During this second boom, the town added a hotel (which opened on May 1, 1886), several stores, boarding houses capable of housing a hundred men, post office, church, bank, mill, and several low entertainment venues, including gambling halls and Fannie Hill's and Lottie Belmont's establishments. The town's second newspaper, The Nugget, was established in 1886. The largest hotel in Dakota Territory, William Hugginson's Black Hills Hotel, was three stories high and included a saloon and a banquet room. In August 1886, the first school session was held. A smelter was built in 1887 in Rubicon Gulch to the east. At some point, a cemetery was built. By 1891, Iron Hill Mine had turned a profit of $667,000. At its busiest, Carbonate is estimated to have had between 2,000 and 3,000 residents.

In 1888 and 1889, a diphtheria epidemic struck the area; the fumes from the smelter had killed every cat in the town and probably opened the door to respiratory diseases and illnesses spread by rats. Signs reading "Keep out: Black Diphtheria!" stayed in place until 1910.

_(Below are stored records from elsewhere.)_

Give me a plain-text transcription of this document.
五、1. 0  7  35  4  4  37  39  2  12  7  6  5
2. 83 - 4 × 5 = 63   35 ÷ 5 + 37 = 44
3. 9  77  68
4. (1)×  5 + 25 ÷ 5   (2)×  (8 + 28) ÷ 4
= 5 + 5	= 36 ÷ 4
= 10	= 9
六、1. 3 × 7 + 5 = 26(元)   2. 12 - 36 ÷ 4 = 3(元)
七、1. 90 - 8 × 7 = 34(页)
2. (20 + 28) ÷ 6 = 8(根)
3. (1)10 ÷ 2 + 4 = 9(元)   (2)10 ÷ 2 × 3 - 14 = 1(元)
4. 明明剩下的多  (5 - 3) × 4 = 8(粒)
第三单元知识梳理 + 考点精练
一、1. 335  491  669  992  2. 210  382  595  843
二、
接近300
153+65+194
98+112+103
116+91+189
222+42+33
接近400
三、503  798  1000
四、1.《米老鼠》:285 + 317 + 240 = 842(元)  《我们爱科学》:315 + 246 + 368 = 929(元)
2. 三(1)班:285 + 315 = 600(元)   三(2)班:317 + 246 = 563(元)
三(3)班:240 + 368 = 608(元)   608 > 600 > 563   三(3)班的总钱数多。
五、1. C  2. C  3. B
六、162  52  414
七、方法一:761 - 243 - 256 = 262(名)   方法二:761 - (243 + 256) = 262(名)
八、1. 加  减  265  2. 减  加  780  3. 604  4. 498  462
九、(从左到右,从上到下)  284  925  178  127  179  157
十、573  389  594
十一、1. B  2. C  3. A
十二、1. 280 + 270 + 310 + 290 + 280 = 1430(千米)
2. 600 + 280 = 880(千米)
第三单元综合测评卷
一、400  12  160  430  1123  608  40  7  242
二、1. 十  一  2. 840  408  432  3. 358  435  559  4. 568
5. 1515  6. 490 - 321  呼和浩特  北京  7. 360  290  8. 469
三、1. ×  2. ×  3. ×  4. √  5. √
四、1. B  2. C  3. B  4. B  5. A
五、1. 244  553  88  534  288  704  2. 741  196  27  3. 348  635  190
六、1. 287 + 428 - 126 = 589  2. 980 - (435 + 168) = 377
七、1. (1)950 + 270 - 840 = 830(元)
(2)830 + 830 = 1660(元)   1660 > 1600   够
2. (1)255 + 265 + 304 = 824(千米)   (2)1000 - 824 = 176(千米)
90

Silver prices began to decline in 1891, causing all other mines besides Iron Hill to close by 1904. Soon, the town was largely abandoned. In 1900, the town's Hugginson Hotel was torn down for lumber to be used at the nearby Cleopatra Mill. In 1901, Iron Hill Mine was reworked and produced another 18511 oz of silver and 91 MT of lead. In 1911, the mine was accidentally flooded and drove the owners out. Iron Hill continued operation until the 1930s, and today, only one house and headframe are the only remnants of the mine. Carbonate's last resident, an elderly man named Raspberry Brown, died in 1939.

==Geography==
Carbonate is located in the Black Hills of west-central Lawrence County. The climate of Carbonate is the same as the rest of western South Dakota; it is hot in the summer and freezing in the winter. Carbonate is located approximately 4 mi east of the ghost town of Maitland, near Squaw Creek, or 5 mi north of Trojan, 10.5 mi southeast of Spearfish, and 7 mi northwest of Central City. While the houses were very scattered, the main site encircled an open valley. Only the buildings' foundations remain at the site.